Seorang laki-laki datang kepada Rasulullah Saw. dan
berkata:
“Ya Rasulullah, aku ingin berperang. Aku datang untuk meminta
nasihatmu.” Beliau bertanya: “Kamu masih punya ibu?” Ia menjawab: “Ya.”
Beliau bersabda: “Berbaktilah kepadanya. Sesungguhnya surga berada di
kedua kakinya” (HR al-Nasâ`î).
Beberapa ajaran pra-Islam mengabaikan posisi dan kemuliaan ibu. Lalu
Islam datang dengan seperangkat ajaran yang memuliakan serta menjunjung
tinggi martabat dan kedudukan ibu. Bukan hanya ibu; bibi—baik bibi dari
pihak ayah maupun dari pihak ibu—pun dimuliakan Islam begitu rupa.
Seorang laki-laki mendatangi Nabi Saw. dan berkata:
“Aku telah melakukan dosa besar. Adakah kesempatan bagiku bertobat?”
Nabi Saw. bersabda: “Apakah kamu masih punya ibu?” Ia menjawab: “Tidak.”

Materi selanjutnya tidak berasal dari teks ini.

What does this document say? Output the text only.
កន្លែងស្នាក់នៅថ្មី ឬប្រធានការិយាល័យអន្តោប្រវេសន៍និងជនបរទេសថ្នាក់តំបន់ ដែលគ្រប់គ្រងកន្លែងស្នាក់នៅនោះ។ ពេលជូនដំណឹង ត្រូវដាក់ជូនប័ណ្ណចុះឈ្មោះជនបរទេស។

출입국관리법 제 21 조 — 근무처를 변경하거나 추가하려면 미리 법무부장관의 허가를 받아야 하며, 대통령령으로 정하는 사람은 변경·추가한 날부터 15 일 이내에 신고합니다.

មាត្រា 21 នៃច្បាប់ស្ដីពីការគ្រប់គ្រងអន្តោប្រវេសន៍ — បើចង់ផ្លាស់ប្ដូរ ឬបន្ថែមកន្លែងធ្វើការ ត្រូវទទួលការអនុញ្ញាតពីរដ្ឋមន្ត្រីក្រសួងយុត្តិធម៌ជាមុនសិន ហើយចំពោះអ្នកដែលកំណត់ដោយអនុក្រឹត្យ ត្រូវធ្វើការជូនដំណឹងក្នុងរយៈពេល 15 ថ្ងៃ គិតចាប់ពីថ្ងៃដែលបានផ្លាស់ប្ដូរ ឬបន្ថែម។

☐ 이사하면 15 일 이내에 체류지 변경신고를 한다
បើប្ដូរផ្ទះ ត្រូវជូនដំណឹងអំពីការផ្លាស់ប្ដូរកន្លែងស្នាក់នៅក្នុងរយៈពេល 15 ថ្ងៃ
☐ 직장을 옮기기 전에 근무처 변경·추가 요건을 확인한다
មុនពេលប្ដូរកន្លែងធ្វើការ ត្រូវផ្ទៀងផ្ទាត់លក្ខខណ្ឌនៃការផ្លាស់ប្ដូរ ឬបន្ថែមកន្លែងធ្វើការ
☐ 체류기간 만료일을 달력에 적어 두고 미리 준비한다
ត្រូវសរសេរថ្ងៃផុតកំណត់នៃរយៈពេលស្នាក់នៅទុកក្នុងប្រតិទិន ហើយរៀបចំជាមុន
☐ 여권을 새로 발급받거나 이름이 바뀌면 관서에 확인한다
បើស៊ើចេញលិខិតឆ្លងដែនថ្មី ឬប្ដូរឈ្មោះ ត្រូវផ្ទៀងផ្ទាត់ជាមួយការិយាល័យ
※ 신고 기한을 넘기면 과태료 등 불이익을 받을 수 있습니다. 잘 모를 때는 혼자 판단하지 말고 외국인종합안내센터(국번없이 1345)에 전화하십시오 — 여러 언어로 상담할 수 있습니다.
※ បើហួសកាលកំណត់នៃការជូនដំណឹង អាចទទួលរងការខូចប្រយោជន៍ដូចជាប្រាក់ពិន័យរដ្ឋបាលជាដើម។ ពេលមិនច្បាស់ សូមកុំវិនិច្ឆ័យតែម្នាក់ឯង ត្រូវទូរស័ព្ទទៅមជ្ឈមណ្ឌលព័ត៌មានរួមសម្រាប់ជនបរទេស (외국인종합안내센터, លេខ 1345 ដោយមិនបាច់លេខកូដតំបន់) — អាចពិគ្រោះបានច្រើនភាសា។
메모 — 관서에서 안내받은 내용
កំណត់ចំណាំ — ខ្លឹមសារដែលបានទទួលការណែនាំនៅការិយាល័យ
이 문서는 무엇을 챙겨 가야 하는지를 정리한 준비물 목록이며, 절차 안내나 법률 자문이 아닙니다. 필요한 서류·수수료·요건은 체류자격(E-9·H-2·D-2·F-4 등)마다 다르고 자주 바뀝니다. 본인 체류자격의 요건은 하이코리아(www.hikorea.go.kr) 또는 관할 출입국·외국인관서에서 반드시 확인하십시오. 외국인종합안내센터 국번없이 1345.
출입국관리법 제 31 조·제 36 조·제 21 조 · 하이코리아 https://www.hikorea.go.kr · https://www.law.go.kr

Nabi bertanya lagi: “Apakah kamu masih punya khâlah (bibi dari pihak ibu)?” Ia menjawab: “Ya.” Nabi bersabda: “Maka berbuat baiklah kepadanya” (HR. Tirmidzî).
Dalam hal ini, di antara ajaran Islam paling mengagumkan adalah bahwa
Islam tetap menyuruh berbuat baik kepada ibu walaupun ia seorang
musyrik. Asmâ` bint Abi Bakr bertanya kepada Nabi Saw. tentang bagaimana
ia berhubungan dengan ibunya yang musyrik. Nabi Saw. berkata padanya:
“Ya, tetaplah berhubungan dengan ibumu” (HR Muslim).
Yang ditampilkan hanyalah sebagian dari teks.